Today, in 1917, America broke off diplomatic relations with Germany, who had announced unrestricted submarine warfare. This was the beginning of America’s entrance into the Great War, also known today as WWI.
I recently finished listening to a book I’ve re-read frequently since I was about 11, Rilla of Ingleside, which is all about Anne of Green Gables’ daughter as she experiences the war while being stuck at home, knowing very little of what’s going on, and trying to remain brave and heroic. The book hasn’t aged perfectly. It was written several years after the war, and is quite patriotic and very idealistic about the war, but I try to remember that during the war itself, these sentiments would have been true and dearly held. But, I was surprised by some of the very modern and very true ideas in the story that I would not have noticed as a child. I still love it, and it still makes me cry and breaks my heart. It does what good fiction ought to do– help place us there, make us empathize and make sense of what we are experiencing.

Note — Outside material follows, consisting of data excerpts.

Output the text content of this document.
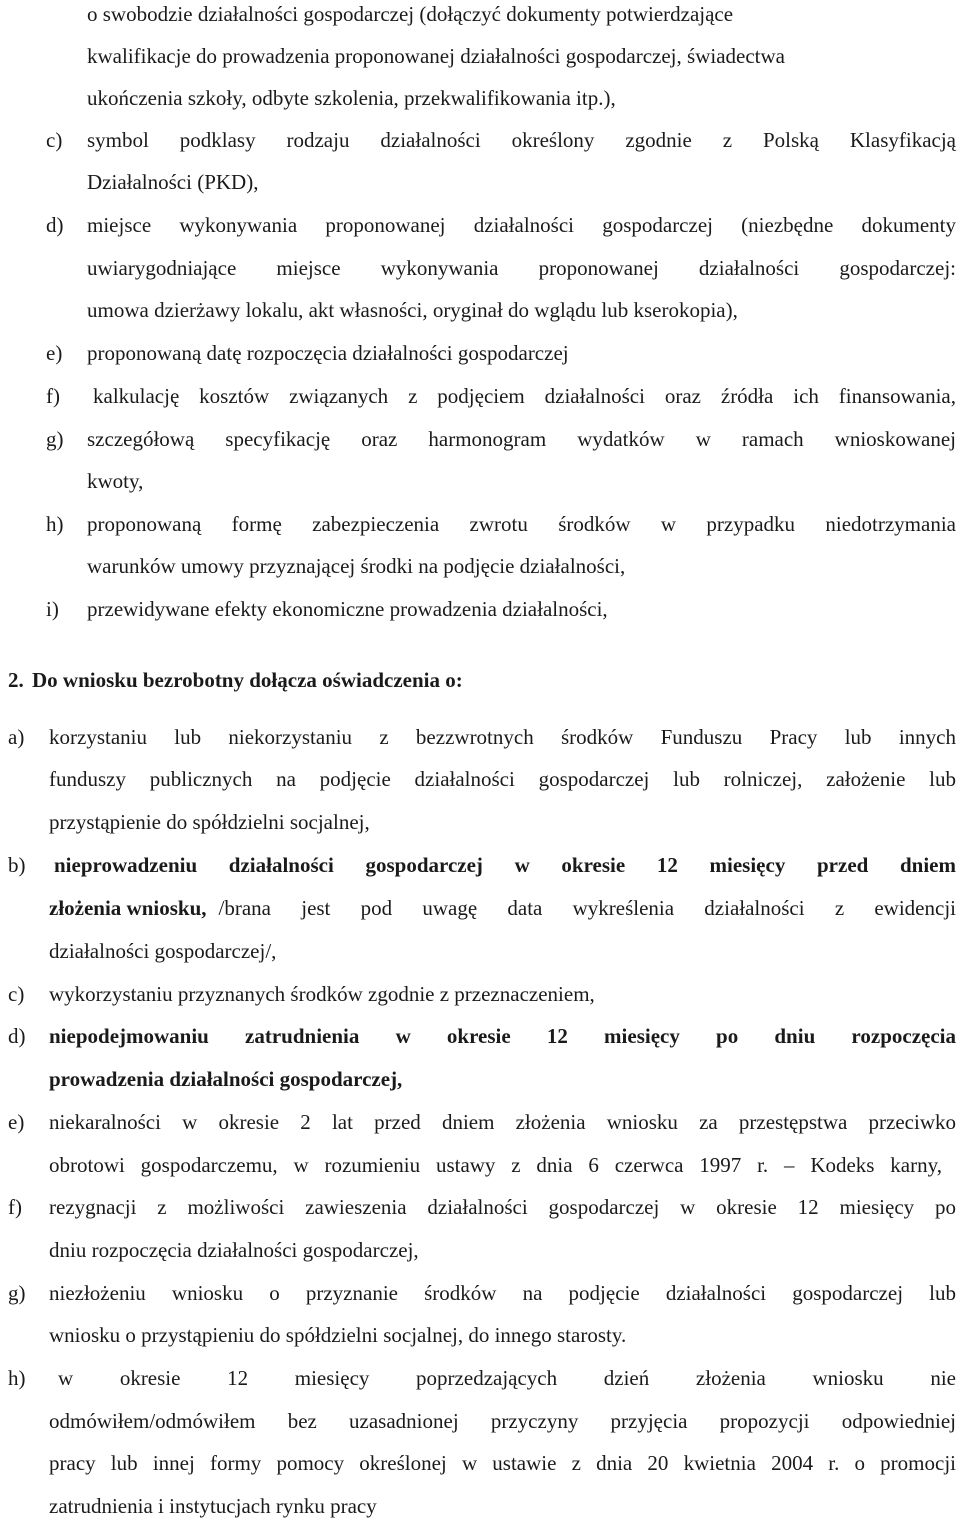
o swobodzie działalności gospodarczej (dołączyć dokumenty potwierdzające

kwalifikacje do prowadzenia proponowanej działalności gospodarczej, świadectwa

ukończenia szkoły, odbyte szkolenia, przekwalifikowania itp.),

c) symbol podklasy rodzaju działalności określony zgodnie z Polską Klasyfikacją

Działalności (PKD),

d) miejsce wykonywania proponowanej działalności gospodarczej (niezbędne dokumenty

uwiarygodniające miejsce wykonywania proponowanej działalności gospodarczej:

umowa dzierżawy lokalu, akt własności, oryginał do wglądu lub kserokopia),

e) proponowaną datę rozpoczęcia działalności gospodarczej

f) kalkulację kosztów związanych z podjęciem działalności oraz źródła ich finansowania,

g) szczegółową specyfikację oraz harmonogram wydatków w ramach wnioskowanej

kwoty,

h) proponowaną formę zabezpieczenia zwrotu środków w przypadku niedotrzymania

warunków umowy przyznającej środki na podjęcie działalności,

i) przewidywane efekty ekonomiczne prowadzenia działalności,

2. Do wniosku bezrobotny dołącza oświadczenia o:

a) korzystaniu lub niekorzystaniu z bezzwrotnych środków Funduszu Pracy lub innych

funduszy publicznych na podjęcie działalności gospodarczej lub rolniczej, założenie lub

przystąpienie do spółdzielni socjalnej,

b) nieprowadzeniu działalności gospodarczej w okresie 12 miesięcy przed dniem

złożenia wniosku, /brana jest pod uwagę data wykreślenia działalności z ewidencji

działalności gospodarczej/,

c) wykorzystaniu przyznanych środków zgodnie z przeznaczeniem,

d) niepodejmowaniu zatrudnienia w okresie 12 miesięcy po dniu rozpoczęcia

prowadzenia działalności gospodarczej,

e) niekaralności w okresie 2 lat przed dniem złożenia wniosku za przestępstwa przeciwko

obrotowi gospodarczemu, w rozumieniu ustawy z dnia 6 czerwca 1997 r. – Kodeks karny,

f) rezygnacji z możliwości zawieszenia działalności gospodarczej w okresie 12 miesięcy po

dniu rozpoczęcia działalności gospodarczej,

g) niezłożeniu wniosku o przyznanie środków na podjęcie działalności gospodarczej lub

wniosku o przystąpieniu do spółdzielni socjalnej, do innego starosty.

h) w okresie 12 miesięcy poprzedzających dzień złożenia wniosku nie

odmówiłem/odmówiłem bez uzasadnionej przyczyny przyjęcia propozycji odpowiedniej

pracy lub innej formy pomocy określonej w ustawie z dnia 20 kwietnia 2004 r. o promocji

zatrudnienia i instytucjach rynku pracy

Having grown up since I first read this book, and studied WWI extensively, both in college and on my own, I know just how terrible and meaningless this war was. All war is terrible, but for me, this one was even more tragic because the modern warfare we know today was basically unfamiliar to the young men facing the enemy from mere yards away across no-man’s-land. Machine guns, barbed wire, airplanes, chemical warfare– all of these were new experiences for the armies and they ripped apart the old world, leaving an entire generation to die or figure out how to live again. This war changed the course of human events in ways we are still feeling today. It influenced civil rights movements, the music, poetry and art of the era, language, it changed the political and social climate and set the stage for another terrible war.
Please take a minute to think about that. 99 years ago today, our country took steps that would lead into a war that would impact us even now.